In this installment, we will examine the kind of data elements that we can extract from videos.
1. Speech
In a hour of video, a person can say up to 9,000 words. So imagine the amount of data just from speech alone. However, the process of transcribing speech is filled with problems and we are currently only starting to get an acceptable level of accuracy.
2. Text
Besides speech, text is probably the second most important element inside videos. For example, in a presentation or lecture, besides speech the speaker would augment the session with a set of slides. Or news tickers appearing during a news broadcast.
3. Objects
There are thousands of objects inside a video within different timeframe.
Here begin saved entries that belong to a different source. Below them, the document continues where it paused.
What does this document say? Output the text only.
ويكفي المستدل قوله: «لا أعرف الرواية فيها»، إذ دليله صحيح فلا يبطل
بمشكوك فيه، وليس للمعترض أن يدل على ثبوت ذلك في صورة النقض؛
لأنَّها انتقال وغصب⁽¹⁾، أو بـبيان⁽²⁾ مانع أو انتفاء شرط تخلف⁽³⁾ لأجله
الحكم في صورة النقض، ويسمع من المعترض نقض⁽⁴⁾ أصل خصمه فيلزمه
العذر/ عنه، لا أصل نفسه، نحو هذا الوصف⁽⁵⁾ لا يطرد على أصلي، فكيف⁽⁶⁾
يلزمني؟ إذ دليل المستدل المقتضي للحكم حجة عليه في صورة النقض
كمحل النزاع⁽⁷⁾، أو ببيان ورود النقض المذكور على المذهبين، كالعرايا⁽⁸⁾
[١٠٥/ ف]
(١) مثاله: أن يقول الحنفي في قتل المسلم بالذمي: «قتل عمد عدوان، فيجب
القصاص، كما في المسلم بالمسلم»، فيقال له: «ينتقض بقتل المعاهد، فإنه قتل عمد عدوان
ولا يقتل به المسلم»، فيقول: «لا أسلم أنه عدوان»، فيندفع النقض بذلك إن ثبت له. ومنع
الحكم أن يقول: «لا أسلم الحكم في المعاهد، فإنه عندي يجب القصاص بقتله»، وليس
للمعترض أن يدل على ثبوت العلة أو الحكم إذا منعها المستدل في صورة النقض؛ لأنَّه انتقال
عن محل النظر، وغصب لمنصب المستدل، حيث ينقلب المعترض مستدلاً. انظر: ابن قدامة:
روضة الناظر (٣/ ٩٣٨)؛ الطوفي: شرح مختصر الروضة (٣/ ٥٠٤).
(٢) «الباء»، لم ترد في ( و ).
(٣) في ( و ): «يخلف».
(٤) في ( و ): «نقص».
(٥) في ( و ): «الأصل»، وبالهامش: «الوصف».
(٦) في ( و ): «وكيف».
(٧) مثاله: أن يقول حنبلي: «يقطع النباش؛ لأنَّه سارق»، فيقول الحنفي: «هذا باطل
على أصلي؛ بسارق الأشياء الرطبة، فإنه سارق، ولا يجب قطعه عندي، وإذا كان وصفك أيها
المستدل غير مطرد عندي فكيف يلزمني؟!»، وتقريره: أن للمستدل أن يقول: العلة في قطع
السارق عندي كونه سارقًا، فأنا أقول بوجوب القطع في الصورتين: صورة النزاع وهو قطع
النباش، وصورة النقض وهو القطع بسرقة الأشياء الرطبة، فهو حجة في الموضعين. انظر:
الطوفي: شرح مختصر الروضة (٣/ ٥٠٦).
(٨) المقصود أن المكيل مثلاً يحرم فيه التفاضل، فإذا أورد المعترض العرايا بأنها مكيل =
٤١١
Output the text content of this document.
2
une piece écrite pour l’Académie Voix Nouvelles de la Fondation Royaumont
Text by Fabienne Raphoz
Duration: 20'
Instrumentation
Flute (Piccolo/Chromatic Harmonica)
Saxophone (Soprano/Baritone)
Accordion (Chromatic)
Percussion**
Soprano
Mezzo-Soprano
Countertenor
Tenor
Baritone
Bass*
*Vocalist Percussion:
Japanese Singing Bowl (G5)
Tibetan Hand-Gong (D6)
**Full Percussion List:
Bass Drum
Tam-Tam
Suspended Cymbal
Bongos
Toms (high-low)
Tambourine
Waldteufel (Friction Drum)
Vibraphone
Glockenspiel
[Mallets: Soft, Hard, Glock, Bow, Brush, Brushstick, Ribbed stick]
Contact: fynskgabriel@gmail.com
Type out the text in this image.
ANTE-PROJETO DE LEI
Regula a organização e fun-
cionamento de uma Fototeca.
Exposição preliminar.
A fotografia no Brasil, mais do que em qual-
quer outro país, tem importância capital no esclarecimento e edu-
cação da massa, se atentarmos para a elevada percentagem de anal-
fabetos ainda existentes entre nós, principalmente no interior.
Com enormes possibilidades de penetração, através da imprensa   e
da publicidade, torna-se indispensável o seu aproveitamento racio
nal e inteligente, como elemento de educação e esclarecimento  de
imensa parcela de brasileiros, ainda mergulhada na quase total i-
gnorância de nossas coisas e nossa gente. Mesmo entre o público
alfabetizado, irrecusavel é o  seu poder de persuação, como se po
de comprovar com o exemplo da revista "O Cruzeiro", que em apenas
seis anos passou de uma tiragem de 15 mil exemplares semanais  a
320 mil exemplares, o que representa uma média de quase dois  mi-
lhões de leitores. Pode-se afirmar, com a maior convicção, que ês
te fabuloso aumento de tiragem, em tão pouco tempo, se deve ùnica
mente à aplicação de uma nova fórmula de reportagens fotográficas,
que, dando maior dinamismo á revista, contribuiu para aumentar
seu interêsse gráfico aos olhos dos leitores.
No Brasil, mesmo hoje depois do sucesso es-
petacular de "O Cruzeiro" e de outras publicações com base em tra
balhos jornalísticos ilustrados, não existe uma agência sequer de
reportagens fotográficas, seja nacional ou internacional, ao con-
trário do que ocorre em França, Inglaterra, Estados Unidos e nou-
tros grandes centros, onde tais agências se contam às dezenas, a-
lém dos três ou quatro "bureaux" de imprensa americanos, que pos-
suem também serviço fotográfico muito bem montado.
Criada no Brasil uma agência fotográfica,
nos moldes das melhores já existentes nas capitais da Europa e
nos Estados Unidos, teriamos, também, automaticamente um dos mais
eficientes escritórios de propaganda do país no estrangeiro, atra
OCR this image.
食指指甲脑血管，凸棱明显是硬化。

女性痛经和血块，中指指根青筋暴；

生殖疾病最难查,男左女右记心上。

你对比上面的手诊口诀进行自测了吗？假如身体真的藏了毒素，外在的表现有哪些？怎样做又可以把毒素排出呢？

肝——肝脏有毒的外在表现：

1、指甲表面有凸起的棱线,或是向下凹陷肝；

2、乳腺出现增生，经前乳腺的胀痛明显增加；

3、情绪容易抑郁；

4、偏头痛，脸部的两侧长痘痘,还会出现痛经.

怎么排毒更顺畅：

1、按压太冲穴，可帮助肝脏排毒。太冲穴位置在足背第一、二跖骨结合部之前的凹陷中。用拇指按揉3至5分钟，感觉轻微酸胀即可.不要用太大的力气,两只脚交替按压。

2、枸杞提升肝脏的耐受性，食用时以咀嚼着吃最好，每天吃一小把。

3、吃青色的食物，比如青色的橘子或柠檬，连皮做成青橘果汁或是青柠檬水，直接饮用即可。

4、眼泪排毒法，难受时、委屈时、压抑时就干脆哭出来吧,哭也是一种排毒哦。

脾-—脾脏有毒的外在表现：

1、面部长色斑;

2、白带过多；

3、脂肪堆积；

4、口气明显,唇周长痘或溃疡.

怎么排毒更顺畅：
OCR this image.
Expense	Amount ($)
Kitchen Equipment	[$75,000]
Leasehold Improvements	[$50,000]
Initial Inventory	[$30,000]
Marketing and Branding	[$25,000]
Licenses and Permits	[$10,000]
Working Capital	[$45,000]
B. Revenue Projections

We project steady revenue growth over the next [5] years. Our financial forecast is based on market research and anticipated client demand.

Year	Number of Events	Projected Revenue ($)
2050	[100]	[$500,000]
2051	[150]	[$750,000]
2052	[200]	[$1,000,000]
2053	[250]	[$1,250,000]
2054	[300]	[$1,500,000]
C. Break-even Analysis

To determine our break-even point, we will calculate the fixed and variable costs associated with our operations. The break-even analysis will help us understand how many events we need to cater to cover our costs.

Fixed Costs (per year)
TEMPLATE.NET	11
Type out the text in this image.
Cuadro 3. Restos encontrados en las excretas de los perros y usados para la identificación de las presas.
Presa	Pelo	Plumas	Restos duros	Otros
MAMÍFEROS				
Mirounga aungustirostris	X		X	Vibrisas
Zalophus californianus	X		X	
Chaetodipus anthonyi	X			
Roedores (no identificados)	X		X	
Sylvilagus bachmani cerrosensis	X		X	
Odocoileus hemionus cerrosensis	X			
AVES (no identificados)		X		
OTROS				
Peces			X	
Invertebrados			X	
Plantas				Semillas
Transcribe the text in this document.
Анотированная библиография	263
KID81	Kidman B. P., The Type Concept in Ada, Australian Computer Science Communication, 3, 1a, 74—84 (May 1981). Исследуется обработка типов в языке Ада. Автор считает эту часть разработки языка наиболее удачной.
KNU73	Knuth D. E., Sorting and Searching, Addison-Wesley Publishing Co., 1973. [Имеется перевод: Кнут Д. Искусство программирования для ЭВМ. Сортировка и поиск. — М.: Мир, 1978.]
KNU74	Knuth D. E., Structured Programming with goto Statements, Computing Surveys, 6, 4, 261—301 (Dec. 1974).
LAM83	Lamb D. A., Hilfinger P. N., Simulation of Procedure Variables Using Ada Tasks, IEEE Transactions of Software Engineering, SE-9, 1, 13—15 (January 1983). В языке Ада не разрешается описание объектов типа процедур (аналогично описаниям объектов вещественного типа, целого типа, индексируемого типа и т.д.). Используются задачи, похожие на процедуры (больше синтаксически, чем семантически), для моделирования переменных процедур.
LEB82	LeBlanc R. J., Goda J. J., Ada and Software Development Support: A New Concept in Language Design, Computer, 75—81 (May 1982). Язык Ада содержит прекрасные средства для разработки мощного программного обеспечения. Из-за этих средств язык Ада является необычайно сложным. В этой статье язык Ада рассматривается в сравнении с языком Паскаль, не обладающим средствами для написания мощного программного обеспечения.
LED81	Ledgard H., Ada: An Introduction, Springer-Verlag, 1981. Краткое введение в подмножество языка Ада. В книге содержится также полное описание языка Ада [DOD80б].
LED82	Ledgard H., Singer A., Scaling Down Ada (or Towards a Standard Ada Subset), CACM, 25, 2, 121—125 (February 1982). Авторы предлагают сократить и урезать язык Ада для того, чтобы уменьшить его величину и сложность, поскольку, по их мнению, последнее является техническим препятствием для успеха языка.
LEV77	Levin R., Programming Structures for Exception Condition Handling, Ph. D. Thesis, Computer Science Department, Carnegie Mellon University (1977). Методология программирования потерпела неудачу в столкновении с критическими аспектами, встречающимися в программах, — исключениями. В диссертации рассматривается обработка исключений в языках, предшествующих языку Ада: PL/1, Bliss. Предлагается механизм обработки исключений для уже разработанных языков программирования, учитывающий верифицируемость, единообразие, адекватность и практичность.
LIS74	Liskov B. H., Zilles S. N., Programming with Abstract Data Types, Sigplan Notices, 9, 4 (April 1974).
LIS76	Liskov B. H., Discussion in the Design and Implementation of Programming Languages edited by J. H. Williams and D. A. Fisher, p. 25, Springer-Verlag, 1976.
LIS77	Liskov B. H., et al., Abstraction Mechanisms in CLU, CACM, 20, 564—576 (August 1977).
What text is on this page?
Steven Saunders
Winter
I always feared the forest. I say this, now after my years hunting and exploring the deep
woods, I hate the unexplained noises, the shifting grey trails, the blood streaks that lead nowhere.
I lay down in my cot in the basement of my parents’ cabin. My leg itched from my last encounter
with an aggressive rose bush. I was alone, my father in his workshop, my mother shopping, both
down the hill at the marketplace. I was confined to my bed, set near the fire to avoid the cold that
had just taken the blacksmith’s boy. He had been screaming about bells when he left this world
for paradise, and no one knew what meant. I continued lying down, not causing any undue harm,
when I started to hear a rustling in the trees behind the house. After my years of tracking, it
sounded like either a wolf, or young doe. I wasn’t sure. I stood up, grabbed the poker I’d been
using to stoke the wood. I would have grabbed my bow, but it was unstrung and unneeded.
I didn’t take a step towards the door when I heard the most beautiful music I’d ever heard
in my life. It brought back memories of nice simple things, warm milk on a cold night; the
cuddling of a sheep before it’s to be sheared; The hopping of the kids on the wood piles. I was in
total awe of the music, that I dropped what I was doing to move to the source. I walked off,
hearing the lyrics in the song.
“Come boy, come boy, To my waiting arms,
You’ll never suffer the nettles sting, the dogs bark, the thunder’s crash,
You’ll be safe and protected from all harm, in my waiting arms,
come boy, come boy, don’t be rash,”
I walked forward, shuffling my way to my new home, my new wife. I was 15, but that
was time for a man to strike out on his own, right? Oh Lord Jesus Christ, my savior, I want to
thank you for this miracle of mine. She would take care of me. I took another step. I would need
Therefore, it can be quite challenging to identity what objects are in the video content and in which scene they appear in.
4. Activities
The difference between video and still images is motion. Different video scenes contain complex activities, such as “running in a group” or “driving a car”. Ability to extract activities will give a lot of insight what the videos are about. This includes offensive content that might contain nudity and profanity.
5. Motion
Detecting motion enables you to efficiently identify sections of interest within an otherwise long and uneventful video. That might sound simple, but what if you have 10,000 hours of videos to review every night? That’s a near impossible task to eyeball every video minute.
6. Faces
Detecting faces from videos adds face detection ability to any survelliance or CCTV system. This will be useful to analyze human traffic within a mall, street or even a restaurant or café. When we include facial recognition, it opens up another data dimension.
7. Emotion
Emotion detection is an extension of the Face Detection that returns analysis on multiple emotional attributes from the faces detected. With emotion detection, one can gauge audience emotional response over a period of time.
This list of video data is certainly not exhaustive but is a definitely a good starting point to the field of Video Big Data. In the next installment, we will examine some of the techniques used to extract these video data.